Note: As of today, March 4th, Operating Systems developers have only 13 days remaining before the Brazilian law takes effect.

Related: In order to “incentivize” age verification, The Federal Trade Commission (FTC) has announced that they will ignore COPPA violations for software performing age verification.

The Lunduke Journal

As I have written before, social networks and short videos are a matter of public health. However, I disagree that is a matter of age — this affects adults as much as kids. But let us assume that the liberal side of me wants each and every one of us to make their own decision. Except minors, which are dependent on their guardian’s decisions (the American-centric way) or their government’s decisions (the European way).

The American approach is more suitable for a technologic translation — devices for kids (think iPhone 17e, with underage-mode enabled) require explicit permissions, either à priori, or an interactive prompt to their guardian’s devices.

The European approach is much more difficult — you need to use your government-issued ID certificate to authenticate on the web, which leads to the end of the anonymous internet. I believe this change is coming, but I would like to preserve the 2000s internet as the governance model, especially given how our global village navigates the geopolitical changes of the 21st century.

Regardless, internet websites require a way to asking the age of their users from either the user or the device. Users lie — everyone I know lied on website age checks, even after being 18, out of habit — so device-based checking is being instituted. Apple designed an API on the 26+ versions of their OSes, in response to the law changes mentioned above.

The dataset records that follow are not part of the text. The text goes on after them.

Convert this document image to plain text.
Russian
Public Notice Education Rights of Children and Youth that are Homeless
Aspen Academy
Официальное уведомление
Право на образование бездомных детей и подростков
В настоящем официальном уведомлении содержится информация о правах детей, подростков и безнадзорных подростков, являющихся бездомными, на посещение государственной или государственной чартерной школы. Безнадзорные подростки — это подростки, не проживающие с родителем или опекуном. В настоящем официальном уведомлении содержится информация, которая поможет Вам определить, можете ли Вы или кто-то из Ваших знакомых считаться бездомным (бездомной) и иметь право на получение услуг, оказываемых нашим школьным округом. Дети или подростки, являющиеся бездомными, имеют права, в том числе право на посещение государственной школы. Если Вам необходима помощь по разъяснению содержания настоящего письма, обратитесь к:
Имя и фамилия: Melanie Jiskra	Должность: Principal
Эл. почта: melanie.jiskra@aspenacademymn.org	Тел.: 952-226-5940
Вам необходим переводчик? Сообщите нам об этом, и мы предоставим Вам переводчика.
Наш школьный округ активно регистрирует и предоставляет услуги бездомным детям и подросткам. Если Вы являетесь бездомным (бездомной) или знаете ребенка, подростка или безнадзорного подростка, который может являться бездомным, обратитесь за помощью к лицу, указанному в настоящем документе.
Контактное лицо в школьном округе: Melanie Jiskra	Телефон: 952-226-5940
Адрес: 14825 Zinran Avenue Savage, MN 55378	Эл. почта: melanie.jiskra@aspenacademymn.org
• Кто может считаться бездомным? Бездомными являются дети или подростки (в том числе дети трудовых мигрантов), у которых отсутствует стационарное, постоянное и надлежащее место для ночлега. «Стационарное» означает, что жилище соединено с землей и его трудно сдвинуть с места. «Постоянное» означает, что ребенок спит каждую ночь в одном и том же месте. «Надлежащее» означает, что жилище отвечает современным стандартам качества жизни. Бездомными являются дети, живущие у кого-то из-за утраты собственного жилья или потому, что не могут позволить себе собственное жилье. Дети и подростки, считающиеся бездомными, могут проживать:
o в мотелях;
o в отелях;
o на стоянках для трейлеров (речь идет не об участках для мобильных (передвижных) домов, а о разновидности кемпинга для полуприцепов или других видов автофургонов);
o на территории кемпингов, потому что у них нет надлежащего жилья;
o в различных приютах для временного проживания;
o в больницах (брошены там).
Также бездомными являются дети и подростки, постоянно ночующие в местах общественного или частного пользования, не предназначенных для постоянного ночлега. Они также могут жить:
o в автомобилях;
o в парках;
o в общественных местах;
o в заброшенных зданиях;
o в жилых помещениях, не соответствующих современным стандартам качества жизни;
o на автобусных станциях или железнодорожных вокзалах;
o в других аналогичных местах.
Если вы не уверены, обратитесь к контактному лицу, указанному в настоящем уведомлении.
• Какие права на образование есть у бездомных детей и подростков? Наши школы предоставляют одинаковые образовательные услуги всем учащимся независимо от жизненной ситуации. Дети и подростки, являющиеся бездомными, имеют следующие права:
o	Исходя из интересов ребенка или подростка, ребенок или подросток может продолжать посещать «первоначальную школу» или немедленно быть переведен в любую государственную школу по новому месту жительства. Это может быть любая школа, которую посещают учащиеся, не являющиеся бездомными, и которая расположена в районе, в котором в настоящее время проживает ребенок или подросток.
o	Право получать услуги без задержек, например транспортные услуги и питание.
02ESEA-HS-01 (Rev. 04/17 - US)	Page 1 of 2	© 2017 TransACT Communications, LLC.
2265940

Mandating that operating systems even have accounts is insane. The Facebook dominance of the user-facing internet gives lawmakers the false impression that the whole internet follows the same siloed pattern. But the internet and operating systems are so much more than that: we should have the freedom to design operating systems (and internet protocols) however we like. If I want to design a user-less operating system, I should. Internet protocols should be designed by experts who understand how the internet works, with input from the social sciences to understand the impact.

Yes, we have a problem, but we are law-constraining the wrong things here. It’s like passing a law requiring all knives to have a fingerprint lock to only allow over 16 year olds to open it.

A simpler alternative would be for a non-profit or a government authority to create whitelists of websites that are suitable for different age ranges, and let parents configure those whitelists in their kids devices.

But I am sure I can embed an http proxy in our university domain. The bottomline is that there is no technology that can replace good parenting.